Anxiety has a protective function and it’s not necessarily always negative. Most people don’t know that. But we find ourselves in a moment in a culture where we’re pretty uneasy about any emotions that are uncomfortable, and we’re quick to pathologize negative emotions. They did a brilliant job in this film of dealing with a range of what anxiety can be. 

Anxiety absolutely is an essential part of life. It does protect us, it does help us imagine and anticipate things that could go wrong, it does help us course correct and make better decisions. It can tip to being out of control. It’s so valuable for anxiety in this movie to hold down both the healthy and the unhealthy side of it so that families can discuss what kinds of anxieties [they might be feeling or seeing].

That is the central mission of the Inside Out movies.
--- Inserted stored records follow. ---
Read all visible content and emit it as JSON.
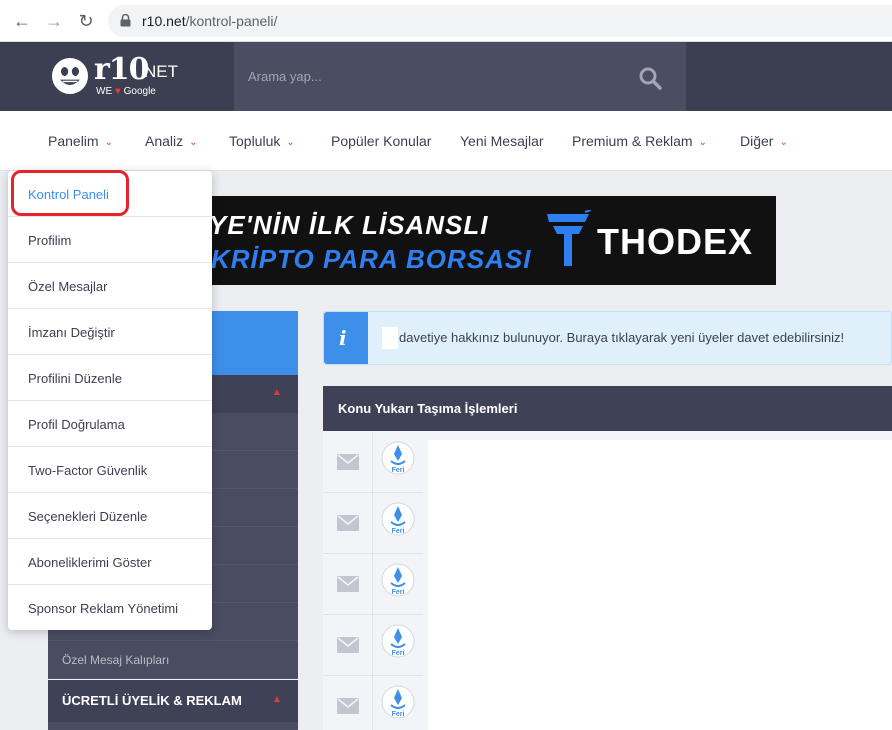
{
  "browser": {
    "url_domain": "r10.net",
    "url_path": "/kontrol-paneli/"
  },
  "header": {
    "logo_main": "r10",
    "logo_suffix": "NET",
    "logo_tag_we": "WE",
    "logo_tag_google": "Google",
    "search_placeholder": "Arama yap..."
  },
  "nav": {
    "items": [
      {
        "label": "Panelim",
        "has_dropdown": true
      },
      {
        "label": "Analiz",
        "has_dropdown": true
      },
      {
        "label": "Topluluk",
        "has_dropdown": true
      },
      {
        "label": "Popüler Konular",
        "has_dropdown": false
      },
      {
        "label": "Yeni Mesajlar",
        "has_dropdown": false
      },
      {
        "label": "Premium & Reklam",
        "has_dropdown": true
      },
      {
        "label": "Diğer",
        "has_dropdown": true
      }
    ]
  },
  "banner": {
    "line1": "YE'NİN İLK LİSANSLI",
    "line2": "KRİPTO PARA BORSASI",
    "brand": "THODEX"
  },
  "dropdown": {
    "items": [
      "Kontrol Paneli",
      "Profilim",
      "Özel Mesajlar",
      "İmzanı Değiştir",
      "Profilini Düzenle",
      "Profil Doğrulama",
      "Two-Factor Güvenlik",
      "Seçenekleri Düzenle",
      "Aboneliklerimi Göster",
      "Sponsor Reklam Yönetimi"
    ],
    "active_index": 0
  },
  "sidebar": {
    "sub_items": [
      "Özel Mesaj Kalıpları"
    ],
    "paid_section": "ÜCRETLİ ÜYELİK & REKLAM"
  },
  "alert": {
    "text": "davetiye hakkınız bulunuyor. Buraya tıklayarak yeni üyeler davet edebilirsiniz!"
  },
  "panel": {
    "title": "Konu Yukarı Taşıma İşlemleri",
    "avatar_label": "Feri",
    "row_count": 5
  },
  "colors": {
    "header_bg": "#3c3f52",
    "accent_blue": "#3d8fea",
    "accent_red": "#e53935"
  }
}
The world needs to understand that sadness is okay. Sadness has this wisdom to it. This film tackles anxiety and, to me, a lot of Western thinking about emotion pathologizes emotions. It stigmatizes them. The film tells families we need all the emotions. Embarrassment feels uncomfortable: Oops, I called somebody by the wrong name. I feel embarrassed. It tells your mind I don’t want to make that mistake again. I will learn and I’ll try harder. So central to these films is the idea that the emotions are healthy, and there’s new research showing if you have a rich complex life of emotion and you feel them all in the right way, that’s the best place to be.